Wednesday, February 22, 2006

só existo aqui?


através do pára-brisas embaciado, as luzes do carro da frente eram apenas duas manchas vermelhas difusas. o trânsito estava caótico e a rádio, numa frequência que ouvia bastante frequentemente, repetia um programa que tinha passado duas semanas atrás. antes de entrar no carro, a chuva tinha-o feito correr logo de manhã. chapéu de chuva era algo que, pura e simplesmente se recusava a usar.

a ponte, infelizmente, não lhe pareceu deserta, nem lisboa havia partido para parte incerta. tudo estava bem ali, diante de si. era a sua cabeça que queria partir para parte incerta, longe. o dia já se adivinhava longo. igual a tantos outros em que, qual funcionário cansado, as tarefas lhe pareciam bocejos.

o trabalho foi igual à manhã. no cubículo sentia-se longe de casa. os lápis não lhe inspiravam os desenhos que fazia quando ali chegou depois dos hábitos que ganhou nas visitas ao jardim botânico. ali não havia inspiração. as pessoas sorriam apenas como reflexo ao som de um outro olhar que tilintava como uma pequena campainha. o mundo estava ali colapsado. o conforto do livro à beira da cama agora não existia.

um aperto, quase um suor frio, subiu-lhe ao peito. a vida poderia estar resumida àquilo. só existir aquele mundo pequeno.

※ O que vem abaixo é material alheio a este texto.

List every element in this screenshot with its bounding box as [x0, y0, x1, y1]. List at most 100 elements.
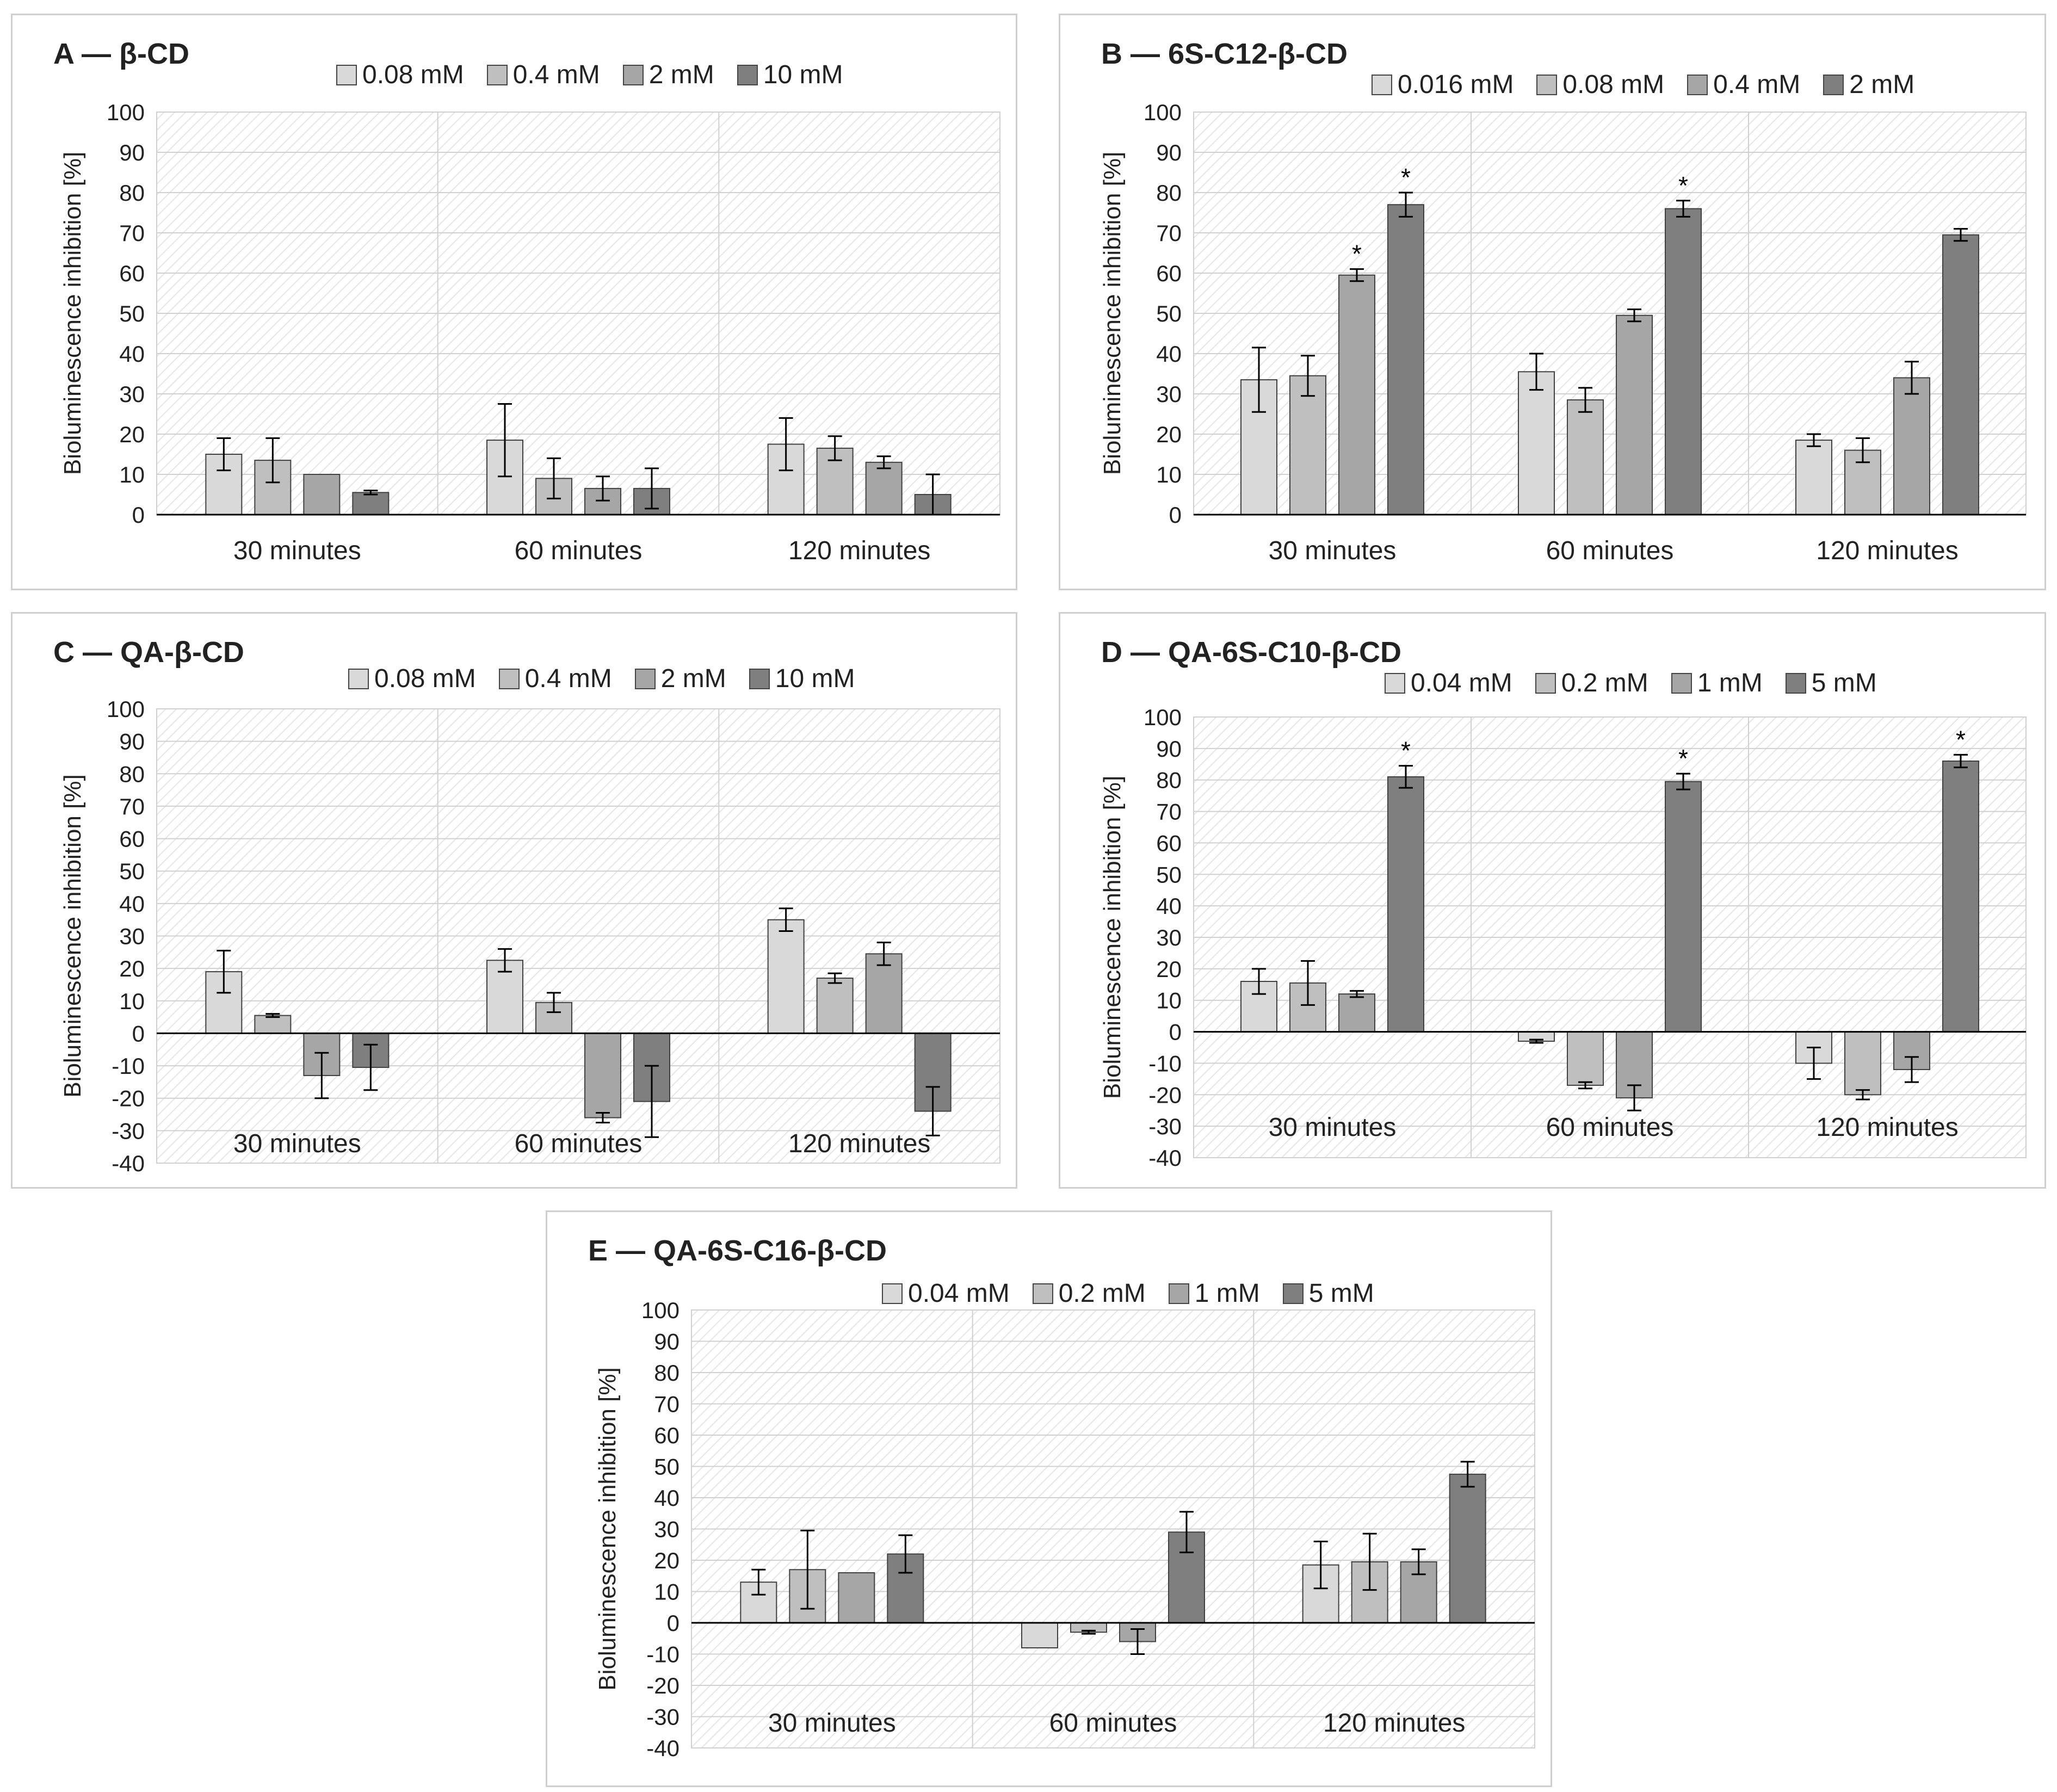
x-category-label: 30 minutes — [233, 1129, 361, 1158]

Levantou-se da cadeira, ainda olhou à sua volta... tudo normal. pegou um lápis entre os dedos, gastou-lhe a ponta afiada num papel velho que ali estava. parou. apontou a um papel branco. traçou uma flor. uma pequena flor. então o aperto agigantou-se. o peito apertou-se-lhe de tal maneira que não resistiu. não chegou sequer a sombrear o interior das linhas que desenhavam uma pequena e comum flor. caminhou a passo apressado pelo corredor, desapertando a gravata sufocante.

Correu até à porta após sair do elevador que o levava ao piso térreo. lá fora, continuava um dia triste, com carros quase parados e pessoas em fila para passarem uma passadeira. os chapéus de chuva negros amontoados causavam uma sensação curiosa. ali debaixo era como estar sob uma coberta. atravessou a estrada a correr e seguiu dois quarteirões sob as gotas que iam enfraquecendo. aos portões enferrujados do jardim, não ligou. mas assim que pisou o chão de terra e gravilha, sentiu o aperto que já lhe afectava o pescoço, descer. a intensidade do espaço cortara-lhe a força da ansiedade. afinal, o jardim continuava ali. o vento soprava-lhe na face e os olhos semicerraram-se com uma alegria infantil. o cabelo ondulava lento como se estivesse combinado com as flores que, inacreditavelmente, continuavam ali. largando as suas pétalas brancas ao chão, como neve. E, no fim do dia, o livro continuava à beira da sua cama.